Although many State Department cables conclude al-Qaeda generates money almost at will from wealthy individuals and sympathetic groups in the Middle East, they suggest there is little evidence of significant financial support in the United States or Europe for militants in Afghanistan and Pakistan.

"UK financing is important, but the real money is in the Gulf," a senior British counterterrorism official told a US treasury department official, according to a cable last year from the US embassy in London, the Times reported.

The Times also said cables published by WikiLeaks showed the worry of Iraqi leaders that interference from Iraq's neighboring countries threatened to worsen sectarian divisions and undermine efforts to build a stable government.

"All Iraq's neighbours were interfering, albeit in different ways, the Gulf and Saudi Arabia with money, Iran with money and political influence, and the Syrians by all means," Jalal Talabani, Iraq's president and the government's senior Kurdish official, told US defence secretary Robert Gates in a December 10th, 2009, meeting, according to a cable the Times cited.
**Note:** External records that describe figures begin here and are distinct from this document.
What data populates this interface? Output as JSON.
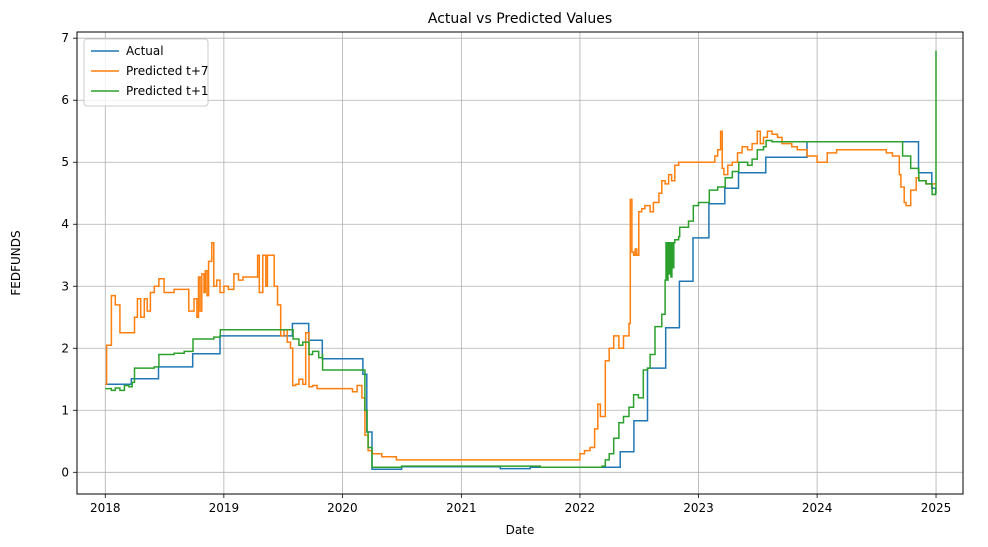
{
  "chart_data": {
    "type": "line",
    "title": "Actual vs Predicted Values",
    "xlabel": "Date",
    "ylabel": "FEDFUNDS",
    "xlim": [
      "2017-10-06",
      "2025-03-25"
    ],
    "ylim": [
      -0.35,
      7.1
    ],
    "xticks": [
      "2018",
      "2019",
      "2020",
      "2021",
      "2022",
      "2023",
      "2024",
      "2025"
    ],
    "yticks": [
      0,
      1,
      2,
      3,
      4,
      5,
      6,
      7
    ],
    "grid": true,
    "legend": "top-left",
    "series": [
      {
        "name": "Actual",
        "color": "#1f77b4",
        "x": [
          "2018-01-01",
          "2018-03-01",
          "2018-03-22",
          "2018-06-14",
          "2018-09-27",
          "2018-12-20",
          "2019-07-31",
          "2019-08-01",
          "2019-09-19",
          "2019-10-31",
          "2020-03-04",
          "2020-03-16",
          "2020-04-01",
          "2020-07-01",
          "2021-01-01",
          "2021-05-01",
          "2021-08-01",
          "2022-03-17",
          "2022-05-05",
          "2022-06-16",
          "2022-07-28",
          "2022-09-22",
          "2022-11-03",
          "2022-12-15",
          "2023-02-02",
          "2023-03-23",
          "2023-05-04",
          "2023-07-27",
          "2023-12-01",
          "2024-09-19",
          "2024-11-08",
          "2024-12-19",
          "2024-12-31"
        ],
        "y": [
          1.42,
          1.42,
          1.51,
          1.7,
          1.91,
          2.2,
          2.4,
          2.4,
          2.13,
          1.83,
          1.58,
          0.65,
          0.05,
          0.09,
          0.09,
          0.06,
          0.08,
          0.08,
          0.33,
          0.83,
          1.68,
          2.33,
          3.08,
          3.78,
          4.33,
          4.58,
          4.83,
          5.08,
          5.33,
          5.33,
          4.83,
          4.58,
          4.48
        ]
      },
      {
        "name": "Predicted t+7",
        "color": "#ff7f0e",
        "x": [
          "2018-01-01",
          "2018-01-05",
          "2018-01-10",
          "2018-01-20",
          "2018-02-01",
          "2018-02-15",
          "2018-03-01",
          "2018-03-15",
          "2018-04-01",
          "2018-04-10",
          "2018-04-20",
          "2018-05-01",
          "2018-05-10",
          "2018-05-20",
          "2018-06-01",
          "2018-06-15",
          "2018-07-01",
          "2018-07-15",
          "2018-08-01",
          "2018-08-15",
          "2018-09-01",
          "2018-09-15",
          "2018-09-25",
          "2018-10-01",
          "2018-10-10",
          "2018-10-15",
          "2018-10-20",
          "2018-10-25",
          "2018-11-01",
          "2018-11-05",
          "2018-11-10",
          "2018-11-15",
          "2018-11-25",
          "2018-12-01",
          "2018-12-10",
          "2018-12-20",
          "2019-01-01",
          "2019-01-15",
          "2019-02-01",
          "2019-02-15",
          "2019-03-01",
          "2019-03-20",
          "2019-04-01",
          "2019-04-15",
          "2019-04-20",
          "2019-05-01",
          "2019-05-10",
          "2019-05-15",
          "2019-05-25",
          "2019-06-05",
          "2019-06-15",
          "2019-06-25",
          "2019-07-05",
          "2019-07-15",
          "2019-07-25",
          "2019-08-01",
          "2019-08-10",
          "2019-08-20",
          "2019-09-01",
          "2019-09-10",
          "2019-09-20",
          "2019-10-01",
          "2019-10-15",
          "2019-11-01",
          "2019-12-01",
          "2020-01-01",
          "2020-02-01",
          "2020-02-15",
          "2020-03-01",
          "2020-03-10",
          "2020-03-20",
          "2020-04-01",
          "2020-05-01",
          "2020-06-01",
          "2020-06-15",
          "2020-07-01",
          "2021-01-01",
          "2021-06-01",
          "2021-10-01",
          "2021-11-15",
          "2021-12-01",
          "2021-12-20",
          "2022-01-01",
          "2022-01-15",
          "2022-02-01",
          "2022-02-15",
          "2022-02-25",
          "2022-03-05",
          "2022-03-20",
          "2022-04-01",
          "2022-04-15",
          "2022-05-01",
          "2022-05-15",
          "2022-05-25",
          "2022-06-01",
          "2022-06-05",
          "2022-06-10",
          "2022-06-15",
          "2022-06-20",
          "2022-06-25",
          "2022-07-01",
          "2022-07-10",
          "2022-07-20",
          "2022-07-28",
          "2022-08-05",
          "2022-08-15",
          "2022-09-01",
          "2022-09-10",
          "2022-09-20",
          "2022-10-01",
          "2022-10-10",
          "2022-10-20",
          "2022-11-01",
          "2022-11-10",
          "2022-11-20",
          "2022-12-01",
          "2022-12-15",
          "2023-01-01",
          "2023-01-20",
          "2023-02-01",
          "2023-02-20",
          "2023-03-01",
          "2023-03-10",
          "2023-03-15",
          "2023-03-20",
          "2023-04-01",
          "2023-04-15",
          "2023-05-01",
          "2023-05-15",
          "2023-06-01",
          "2023-06-15",
          "2023-07-01",
          "2023-07-10",
          "2023-07-20",
          "2023-08-01",
          "2023-08-15",
          "2023-09-01",
          "2023-09-15",
          "2023-10-01",
          "2023-10-15",
          "2023-11-01",
          "2023-11-15",
          "2023-12-01",
          "2024-01-01",
          "2024-01-20",
          "2024-02-01",
          "2024-03-01",
          "2024-04-01",
          "2024-05-01",
          "2024-06-01",
          "2024-07-01",
          "2024-08-01",
          "2024-08-20",
          "2024-09-01",
          "2024-09-10",
          "2024-09-15",
          "2024-09-25",
          "2024-10-01",
          "2024-10-15",
          "2024-11-01",
          "2024-11-10",
          "2024-11-20",
          "2024-12-01",
          "2024-12-15",
          "2024-12-31"
        ],
        "y": [
          1.42,
          2.05,
          2.05,
          2.85,
          2.7,
          2.25,
          2.25,
          2.25,
          2.5,
          2.8,
          2.5,
          2.8,
          2.6,
          2.9,
          3.0,
          3.12,
          2.9,
          2.9,
          2.95,
          2.95,
          2.95,
          2.6,
          2.6,
          2.8,
          2.5,
          3.15,
          2.6,
          3.2,
          2.9,
          3.25,
          2.85,
          3.4,
          3.7,
          3.0,
          3.1,
          2.9,
          3.0,
          2.95,
          3.2,
          3.1,
          3.15,
          3.15,
          3.15,
          3.5,
          2.9,
          3.5,
          3.0,
          3.5,
          3.5,
          3.0,
          2.7,
          2.2,
          2.3,
          2.1,
          2.0,
          1.4,
          1.42,
          1.5,
          1.42,
          2.25,
          1.38,
          1.4,
          1.35,
          1.35,
          1.35,
          1.35,
          1.3,
          1.4,
          1.2,
          0.6,
          0.35,
          0.3,
          0.25,
          0.25,
          0.2,
          0.2,
          0.2,
          0.2,
          0.2,
          0.2,
          0.2,
          0.2,
          0.3,
          0.35,
          0.4,
          0.7,
          1.1,
          0.9,
          1.8,
          2.0,
          2.2,
          2.0,
          2.2,
          2.2,
          2.4,
          4.4,
          3.55,
          3.5,
          3.6,
          3.5,
          4.2,
          4.25,
          4.3,
          4.3,
          4.2,
          4.35,
          4.5,
          4.7,
          4.65,
          4.8,
          4.7,
          4.95,
          5.0,
          5.0,
          5.0,
          5.0,
          5.0,
          5.0,
          5.0,
          5.0,
          5.1,
          5.2,
          5.5,
          4.9,
          4.8,
          4.95,
          5.0,
          5.15,
          5.25,
          5.2,
          5.3,
          5.5,
          5.3,
          5.4,
          5.5,
          5.45,
          5.4,
          5.3,
          5.3,
          5.25,
          5.2,
          5.2,
          5.1,
          5.0,
          5.0,
          5.15,
          5.2,
          5.2,
          5.2,
          5.2,
          5.2,
          5.15,
          5.1,
          5.1,
          4.8,
          4.6,
          4.35,
          4.3,
          4.55,
          4.75,
          4.7,
          4.7,
          4.65,
          4.65,
          4.65
        ]
      },
      {
        "name": "Predicted t+1",
        "color": "#2ca02c",
        "x": [
          "2018-01-01",
          "2018-01-20",
          "2018-02-01",
          "2018-02-15",
          "2018-03-01",
          "2018-03-15",
          "2018-03-25",
          "2018-04-01",
          "2018-06-01",
          "2018-06-15",
          "2018-08-01",
          "2018-09-01",
          "2018-09-28",
          "2018-12-01",
          "2018-12-21",
          "2019-07-01",
          "2019-07-31",
          "2019-08-02",
          "2019-08-20",
          "2019-09-01",
          "2019-09-20",
          "2019-10-01",
          "2019-10-20",
          "2019-10-31",
          "2019-11-01",
          "2020-03-04",
          "2020-03-10",
          "2020-03-17",
          "2020-03-20",
          "2020-04-01",
          "2020-07-01",
          "2021-01-01",
          "2021-06-01",
          "2021-09-01",
          "2022-03-01",
          "2022-03-10",
          "2022-03-20",
          "2022-04-01",
          "2022-04-15",
          "2022-05-01",
          "2022-05-15",
          "2022-06-01",
          "2022-06-15",
          "2022-06-30",
          "2022-07-15",
          "2022-07-28",
          "2022-08-05",
          "2022-08-20",
          "2022-09-01",
          "2022-09-10",
          "2022-09-20",
          "2022-09-23",
          "2022-09-26",
          "2022-09-29",
          "2022-10-02",
          "2022-10-05",
          "2022-10-08",
          "2022-10-11",
          "2022-10-14",
          "2022-10-17",
          "2022-10-20",
          "2022-11-01",
          "2022-11-04",
          "2022-12-01",
          "2022-12-16",
          "2023-01-01",
          "2023-02-03",
          "2023-03-01",
          "2023-03-24",
          "2023-04-15",
          "2023-05-05",
          "2023-06-01",
          "2023-06-15",
          "2023-07-01",
          "2023-07-20",
          "2023-07-28",
          "2023-08-15",
          "2023-09-15",
          "2023-10-15",
          "2023-12-01",
          "2024-06-01",
          "2024-09-01",
          "2024-09-20",
          "2024-10-01",
          "2024-10-15",
          "2024-11-09",
          "2024-12-01",
          "2024-12-20",
          "2024-12-30",
          "2025-01-01"
        ],
        "y": [
          1.35,
          1.32,
          1.36,
          1.32,
          1.4,
          1.38,
          1.45,
          1.68,
          1.7,
          1.9,
          1.92,
          1.95,
          2.15,
          2.18,
          2.3,
          2.3,
          2.3,
          2.15,
          2.05,
          2.1,
          1.9,
          1.95,
          1.85,
          1.9,
          1.65,
          1.65,
          1.0,
          0.65,
          0.4,
          0.08,
          0.1,
          0.1,
          0.1,
          0.08,
          0.08,
          0.1,
          0.2,
          0.3,
          0.55,
          0.8,
          0.9,
          1.05,
          1.25,
          1.2,
          1.65,
          1.68,
          1.9,
          2.35,
          2.35,
          2.55,
          3.1,
          3.7,
          3.1,
          3.7,
          3.2,
          3.7,
          3.15,
          3.7,
          3.3,
          3.7,
          3.75,
          3.8,
          3.95,
          4.05,
          4.3,
          4.35,
          4.55,
          4.6,
          4.75,
          4.85,
          5.0,
          4.95,
          5.05,
          5.2,
          5.25,
          5.35,
          5.33,
          5.33,
          5.33,
          5.33,
          5.33,
          5.33,
          5.1,
          5.1,
          4.9,
          4.7,
          4.65,
          4.48,
          4.5,
          6.8
        ]
      }
    ]
  }
}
"The Turks are 'polite' in their interference, but continue their attempts to influence Iraq's Turkmen community and Sunnis in Mosul," Mr Talibani said, according to the cable.

Iraqi prime minister Nuri al-Maliki was so concerned, he asked president Barack Obama in July 2009 to stop the Saudis from intervening, and said Saudi efforts to rally the Sunnis were heightening sectarian tensions and giving Iran an excuse to intervene in Iraqis politics, according to an account of the Oval Office meeting.

A 2009 cable from then-US ambassador to Iraq Christopher Hill called Iran "a dominant player in Iraq's electoral politics," and estimated that Iran's annual support to political groups in Iraq was $100 million to $200 million, with about $70

million of that directed to the Islamic Supreme Council in Iraq, a leading Shiite party that has also worked closely with US officials, the Times said.